Several Indians were enslaved and transported to Bermuda, including Metacomet's son. Members of the sachem's extended family were placed among colonists in Rhode Island and eastern Connecticut.
Other survivors joined western and northern tribes and refugee communities as captives or tribal members. Some of the Indian refugees returned to southern New England.
The Narragansetts, Wampanoags, Podunks, Nipmucks, and several smaller bands were virtually eliminated as organized bands, and even the Mohegans were greatly weakened.
For a time, King Philip's War seriously damaged the prospects of most second and third-generation colonists in New England. But they repaired all the damage, replaced their losses, rebuilt the destroyed towns, and continued to establish new towns within a few years.
The colonists' successful defense of New England with their own resources brought them to the attention of the British royal government. Before King Philip's War, the colonies had been generally ignored and thought to be uninteresting and poor English outposts.
The English authorities soon tried to exploit the colonies and their resources for their own gain, beginning with the revocation of the charter of Massachusetts Bay in 1684. An Anglican church was established in Boston in 1686, ending the Puritan monopoly on religion in Massachusetts.
Connecticut hid its charter inside the cavity of an oak tree in late 1687 when Andros tried to revoke it and take over the militia. In 1690, Plymouth's charter was not renewed; its residents were forced into the jurisdiction of Massachusetts. The Colony of Rhode Island maintained its charter.

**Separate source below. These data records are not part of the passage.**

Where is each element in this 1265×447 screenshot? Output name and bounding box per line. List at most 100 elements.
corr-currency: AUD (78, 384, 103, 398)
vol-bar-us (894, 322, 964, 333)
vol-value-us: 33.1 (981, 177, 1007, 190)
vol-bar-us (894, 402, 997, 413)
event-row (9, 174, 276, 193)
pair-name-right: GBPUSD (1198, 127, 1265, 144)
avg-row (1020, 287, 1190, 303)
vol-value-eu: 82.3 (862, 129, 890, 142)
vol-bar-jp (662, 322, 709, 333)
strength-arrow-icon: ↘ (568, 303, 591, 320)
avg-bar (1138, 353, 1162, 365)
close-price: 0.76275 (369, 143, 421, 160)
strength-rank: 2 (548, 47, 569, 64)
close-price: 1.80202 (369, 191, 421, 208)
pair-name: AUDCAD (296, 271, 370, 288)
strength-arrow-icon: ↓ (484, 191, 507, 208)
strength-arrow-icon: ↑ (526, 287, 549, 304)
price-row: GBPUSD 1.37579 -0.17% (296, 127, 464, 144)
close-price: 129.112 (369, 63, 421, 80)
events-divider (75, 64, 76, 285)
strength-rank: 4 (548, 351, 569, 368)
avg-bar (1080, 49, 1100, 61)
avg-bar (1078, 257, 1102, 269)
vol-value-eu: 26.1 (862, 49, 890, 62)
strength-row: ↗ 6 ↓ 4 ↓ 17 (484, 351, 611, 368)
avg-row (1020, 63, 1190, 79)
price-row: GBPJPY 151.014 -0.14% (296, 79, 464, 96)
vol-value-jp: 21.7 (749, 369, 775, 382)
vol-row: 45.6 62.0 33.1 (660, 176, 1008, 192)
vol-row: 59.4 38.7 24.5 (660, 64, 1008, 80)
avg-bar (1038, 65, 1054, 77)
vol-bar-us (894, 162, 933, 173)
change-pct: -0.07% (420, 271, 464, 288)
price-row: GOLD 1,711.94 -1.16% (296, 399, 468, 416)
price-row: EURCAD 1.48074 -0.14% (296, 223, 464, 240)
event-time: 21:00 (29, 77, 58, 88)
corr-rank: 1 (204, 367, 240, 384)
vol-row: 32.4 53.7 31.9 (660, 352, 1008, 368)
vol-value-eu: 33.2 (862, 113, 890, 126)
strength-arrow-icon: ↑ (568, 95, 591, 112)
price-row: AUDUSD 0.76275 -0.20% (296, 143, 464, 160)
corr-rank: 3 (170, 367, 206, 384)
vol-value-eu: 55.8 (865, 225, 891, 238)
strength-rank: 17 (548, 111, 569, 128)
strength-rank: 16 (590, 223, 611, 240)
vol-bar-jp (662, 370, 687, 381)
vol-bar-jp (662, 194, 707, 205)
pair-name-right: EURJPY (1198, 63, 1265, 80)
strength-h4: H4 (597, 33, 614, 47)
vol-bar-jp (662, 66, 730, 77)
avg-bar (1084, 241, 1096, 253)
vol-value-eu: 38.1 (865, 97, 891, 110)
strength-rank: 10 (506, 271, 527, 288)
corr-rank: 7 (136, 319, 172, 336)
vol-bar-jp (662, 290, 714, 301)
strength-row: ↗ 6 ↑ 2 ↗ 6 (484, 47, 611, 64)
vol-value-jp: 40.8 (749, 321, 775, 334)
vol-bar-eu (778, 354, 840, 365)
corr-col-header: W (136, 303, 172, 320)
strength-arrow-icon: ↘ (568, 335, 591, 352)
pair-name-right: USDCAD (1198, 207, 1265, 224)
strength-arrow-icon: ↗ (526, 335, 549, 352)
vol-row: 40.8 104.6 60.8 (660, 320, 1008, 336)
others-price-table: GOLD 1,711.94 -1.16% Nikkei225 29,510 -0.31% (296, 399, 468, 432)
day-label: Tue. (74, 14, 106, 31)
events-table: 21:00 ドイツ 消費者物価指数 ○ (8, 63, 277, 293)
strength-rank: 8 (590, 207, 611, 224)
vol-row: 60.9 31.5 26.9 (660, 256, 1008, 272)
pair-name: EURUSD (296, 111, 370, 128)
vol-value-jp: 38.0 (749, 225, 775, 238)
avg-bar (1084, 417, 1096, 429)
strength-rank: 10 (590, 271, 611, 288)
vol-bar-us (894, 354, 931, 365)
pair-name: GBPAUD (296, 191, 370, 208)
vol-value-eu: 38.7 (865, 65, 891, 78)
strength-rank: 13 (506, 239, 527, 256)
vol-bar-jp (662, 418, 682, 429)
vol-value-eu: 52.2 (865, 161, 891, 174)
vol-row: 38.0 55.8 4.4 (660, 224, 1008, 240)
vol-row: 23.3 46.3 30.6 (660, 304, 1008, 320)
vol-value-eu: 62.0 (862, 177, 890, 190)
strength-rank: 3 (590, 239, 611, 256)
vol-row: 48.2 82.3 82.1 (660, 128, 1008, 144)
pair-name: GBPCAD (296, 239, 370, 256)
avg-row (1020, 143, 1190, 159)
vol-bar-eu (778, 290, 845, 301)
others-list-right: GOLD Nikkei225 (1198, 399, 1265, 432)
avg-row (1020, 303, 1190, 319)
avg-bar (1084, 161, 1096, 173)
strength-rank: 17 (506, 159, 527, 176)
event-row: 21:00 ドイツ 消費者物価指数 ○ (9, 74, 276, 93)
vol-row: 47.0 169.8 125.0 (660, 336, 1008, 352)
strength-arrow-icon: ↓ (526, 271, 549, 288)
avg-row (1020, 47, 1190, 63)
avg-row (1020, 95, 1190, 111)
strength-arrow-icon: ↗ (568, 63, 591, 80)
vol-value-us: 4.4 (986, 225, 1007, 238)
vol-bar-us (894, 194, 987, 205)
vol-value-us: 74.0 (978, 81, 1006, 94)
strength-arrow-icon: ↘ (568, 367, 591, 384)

Plymouth Colony lost close to eight percent of its adult male population and a smaller percentage of women and children to Indian warfare or other causes associated with the war.
Indian losses were much greater, with about 2,000 men killed or who died of injuries in the war, more than 3,000 dying of sickness or starvation, and another 1,000 Indians sold into slavery and transported to other areas. As a result of King Philip's War, the Indian population of southern New England was reduced by about 40 to 80 percent.
In the north, the Indian raids continued for decades with the support of the French. It would come to an end during the French and Indian War when the French were defeated and removed from Canada.